Depuis la coupole de l’ISS, Sophie Adenot a une vue imprenable sur notre planète. Et ce qu’elle voit la marque. La Française de 43 ans, arrivée en février dans la station, a partagé ses impressions avec des élèves du primaire au lycée, réunis au Centre national d’études spatiales de Toulouse. Pendant vingt minutes, elle leur a décrit les transformations visibles depuis l’espace. Les forêts qui changent, les champs qui s’étendent, la sécheresse qui progresse. « On voit tout à fait la marque de l’être humain sur la nature », a-t-elle expliqué, avant d’insister sur un détail qui l’a frappée. Les ronds d’irrigation utilisés par les agriculteurs. Ces immenses cercles verts au milieu des terres arides, impressionnants vus d’en haut. Preuve que l’eau est utilisée de façon massive pour nourrir les cultures, mais aussi signe d’un déséquilibre qui s’installe.

Les élèves, scotchés à leur écran géant, l’ont vue flotter dans la station pendant qu’elle répondait à leurs questions. Ils voulaient tout savoir. Comment communiquer avec la Terre depuis l’espace. Comment dormir quand on est en apesanteur. Sur ce dernier point, Sophie Adenot a été rassurante. « Je ne savais pas comment le sommeil allait être impacté, mais je t’assure, on dort très très bien », a-t-elle dit à un collégien. Elle a précisé dormir dans un sac de couchage accroché à un mur, pour ne pas dériver pendant la nuit. Un détail simple, mais qui rend la vie dans l’espace un peu plus concrète pour ces enfants.
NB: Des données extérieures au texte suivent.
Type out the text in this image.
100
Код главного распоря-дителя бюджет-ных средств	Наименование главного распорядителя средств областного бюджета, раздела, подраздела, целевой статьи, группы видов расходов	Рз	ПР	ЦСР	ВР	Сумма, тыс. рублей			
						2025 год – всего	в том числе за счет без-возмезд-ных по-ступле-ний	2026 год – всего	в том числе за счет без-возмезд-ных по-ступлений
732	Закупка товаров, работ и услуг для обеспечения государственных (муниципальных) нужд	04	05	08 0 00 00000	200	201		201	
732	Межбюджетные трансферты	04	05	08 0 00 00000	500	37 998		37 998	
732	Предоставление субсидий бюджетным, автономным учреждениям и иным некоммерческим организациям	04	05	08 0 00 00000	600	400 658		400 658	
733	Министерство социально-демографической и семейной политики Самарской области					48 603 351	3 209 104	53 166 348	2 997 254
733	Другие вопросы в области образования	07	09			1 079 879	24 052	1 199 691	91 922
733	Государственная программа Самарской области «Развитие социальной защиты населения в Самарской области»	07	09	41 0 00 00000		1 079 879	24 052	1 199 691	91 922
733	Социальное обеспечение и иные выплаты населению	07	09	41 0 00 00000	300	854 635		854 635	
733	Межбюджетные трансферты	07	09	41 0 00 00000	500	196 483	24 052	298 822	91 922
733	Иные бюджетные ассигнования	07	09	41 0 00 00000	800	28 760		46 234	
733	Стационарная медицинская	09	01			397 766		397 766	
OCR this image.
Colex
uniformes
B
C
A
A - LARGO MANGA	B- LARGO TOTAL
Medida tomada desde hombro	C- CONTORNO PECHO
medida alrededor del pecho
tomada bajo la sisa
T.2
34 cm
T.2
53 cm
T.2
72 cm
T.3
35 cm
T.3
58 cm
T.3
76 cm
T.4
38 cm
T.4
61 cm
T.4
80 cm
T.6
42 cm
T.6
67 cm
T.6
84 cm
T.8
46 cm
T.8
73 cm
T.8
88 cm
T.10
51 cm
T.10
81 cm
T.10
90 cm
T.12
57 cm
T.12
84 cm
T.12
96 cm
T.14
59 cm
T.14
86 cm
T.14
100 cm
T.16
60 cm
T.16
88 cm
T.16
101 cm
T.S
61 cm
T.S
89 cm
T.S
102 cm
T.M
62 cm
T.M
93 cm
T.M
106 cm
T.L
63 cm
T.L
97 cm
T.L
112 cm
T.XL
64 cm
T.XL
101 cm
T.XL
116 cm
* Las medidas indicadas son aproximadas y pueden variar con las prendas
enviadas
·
Cet échange était le seul prévu avec des élèves pendant toute sa mission. Une occasion unique de faire le lien entre ceux qui observent la Terre et ceux qui y vivent. De leur montrer, sans leçon, ce qui change sous nos yeux. Les forêts reculent, la sécheresse avance, les champs dessinent des motifs géométriques. Autant de traces que Sophie Adenot voit depuis son poste d’observation. Et qu’elle a choisi de partager avec la jeune génération.